For Mach-O corefile, I've needed to update the "addrable bits" LC_NOTE. The previous definition was

struct addressing_bit_count_v3    // ** DEPRECATED **
{
    uint32_t version;             // currently 3
    uint32_t addressing_bits;     // # of bits used for addressing
    uint64_t unused;
};

The new definition is

struct addressing_bit_count
{
    // currently 4
    uint32_t version;

    // Number of bits used for addressing in low
    // memory (addresses starting with 0)
    uint32_t low_memory_addressing_bits;

    // Number of bits used for addressing in high
    // memory (addresses starting with f)
    uint32_t high_memory_addressing_bits;

    // set to zero
    uint32_t reserved;
};

The changes in this patchset are to GDBRemoteCommunicationClient (read the new qHostInfo keys), ProcessGDBRemote (set both in the Process when they are specified). And ObjectFileMachO (read and write the new LC_NOTE in mach-o corefiles), ProcessMachCore (set both in Process when they are specified).

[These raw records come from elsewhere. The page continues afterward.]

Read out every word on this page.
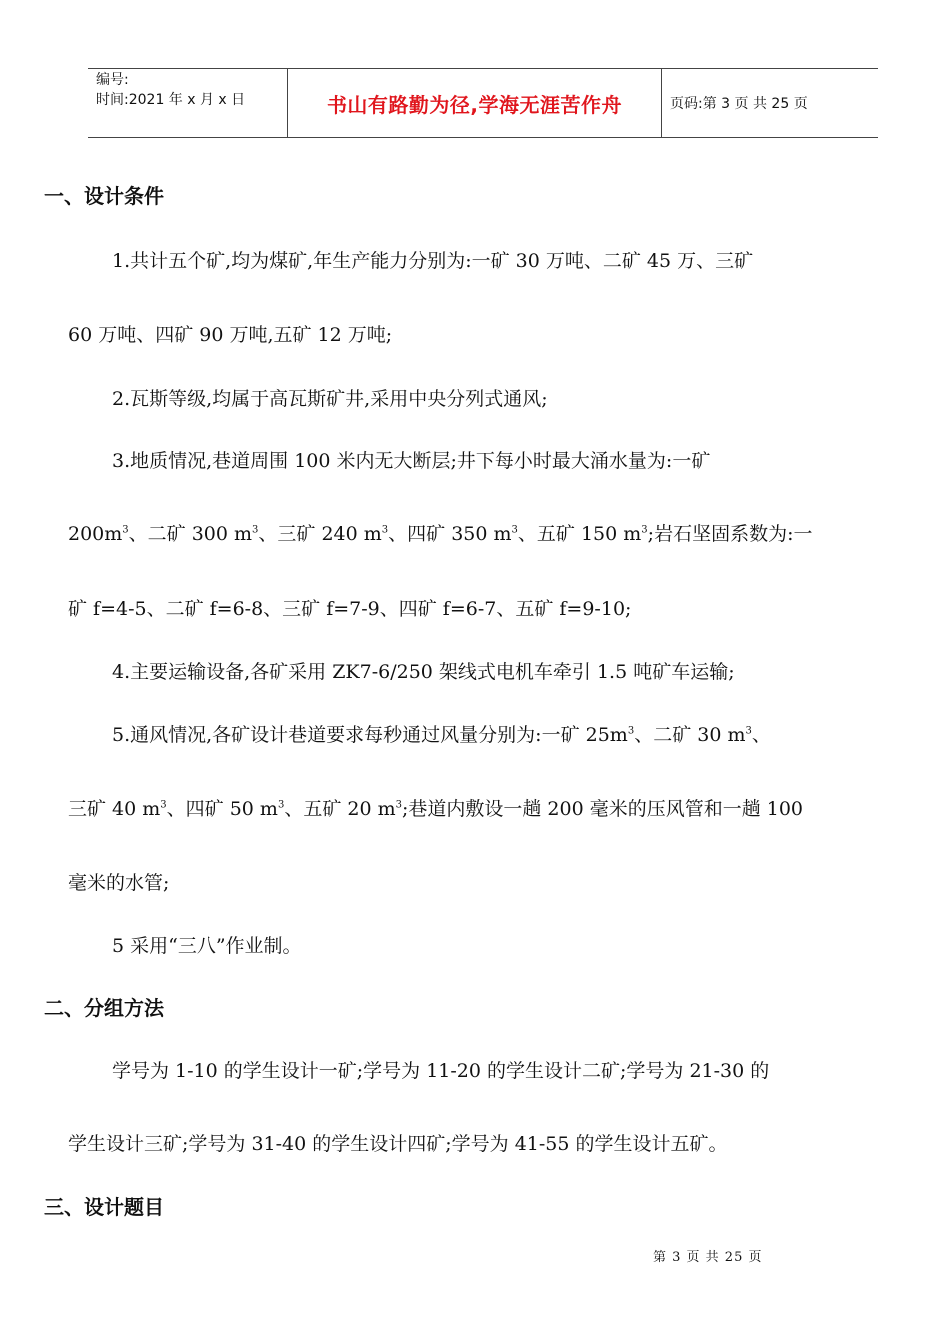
编号:
时间:2021 年 x 月 x 日	书山有路勤为径,学海无涯苦作舟	页码:第 3 页 共 25 页
一、设计条件
1.共计五个矿,均为煤矿,年生产能力分别为:一矿 30 万吨、二矿 45 万、三矿
60 万吨、四矿 90 万吨,五矿 12 万吨;
2.瓦斯等级,均属于高瓦斯矿井,采用中央分列式通风;
3.地质情况,巷道周围 100 米内无大断层;井下每小时最大涌水量为:一矿
$200m^3$、二矿 300 $m^3$、三矿 240 $m^3$、四矿 350 $m^3$、五矿 150 $m^3$;岩石坚固系数为:一
矿 f=4-5、二矿 f=6-8、三矿 f=7-9、四矿 f=6-7、五矿 f=9-10;
4.主要运输设备,各矿采用 ZK7-6/250 架线式电机车牵引 1.5 吨矿车运输;
5.通风情况,各矿设计巷道要求每秒通过风量分别为:一矿 $25m^3$、二矿 30 $m^3$、
三矿 40 $m^3$、四矿 50 $m^3$、五矿 20 $m^3$;巷道内敷设一趟 200 毫米的压风管和一趟 100
毫米的水管;
5 采用“三八”作业制。
二、分组方法
学号为 1-10 的学生设计一矿;学号为 11-20 的学生设计二矿;学号为 21-30 的
学生设计三矿;学号为 31-40 的学生设计四矿;学号为 41-55 的学生设计五矿。
三、设计题目
第 3 页 共 25 页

I still accept the previous formats of a single value, and only initialize the base CodeAddressMask and DataAddressMask. Only when both high and low memory addressing bits are specified and are different, do we set the Process' HighmemCodeAddressMask, HighmemDataAddressMask.

This is the final part of adding support for the different address masks that can be used on AArch64 targets.

Diff Detail

Event Timeline

jasonmolenda created this revision.Aug 10 2023, 5:57 PM
Herald added a project: Restricted Project. · View Herald TranscriptAug 10 2023, 5:57 PM
jasonmolenda requested review of this revision.Aug 10 2023, 5:57 PM

update comments a tiny bit.

bulbazord added inline comments.Aug 11 2023, 12:20 PM
lldb/include/lldb/Symbol/ObjectFile.h
500–503

/param -> \param

lldb/source/Plugins/Process/gdb-remote/ProcessGDBRemote.cpp
917–918

These should be SetHighmemCodeAddressMask and SetHighmemDataAddressMask right?

Fix the problems Alex found on review, thanks Alex.

bulbazord accepted this revision.Aug 11 2023, 1:40 PM

LGTM. You may want to wait for Jonas to take a look before landing though.

This revision is now accepted and ready to land.Aug 11 2023, 1:40 PM
JDevlieghere added inline comments.Aug 14 2023, 1:51 PM
lldb/source/Plugins/ObjectFile/Mach-O/ObjectFileMachO.h
125–126

I would prefer this to return a struct with the two masks, possibly living in Utility. The struct would centralize default values, which values are meaningful, etc and could be stored as a member in GDBRemoteCommunicationClient.

Incorporate Jonas' suggestion of a AddressableBits class that GDBRemoteCommunicationClient and ObjectFileMachO could use to store the zero/one/two addressable bits values back to a Process, and centralizing the logic for how those 0-2 values are used to set the Process address masks.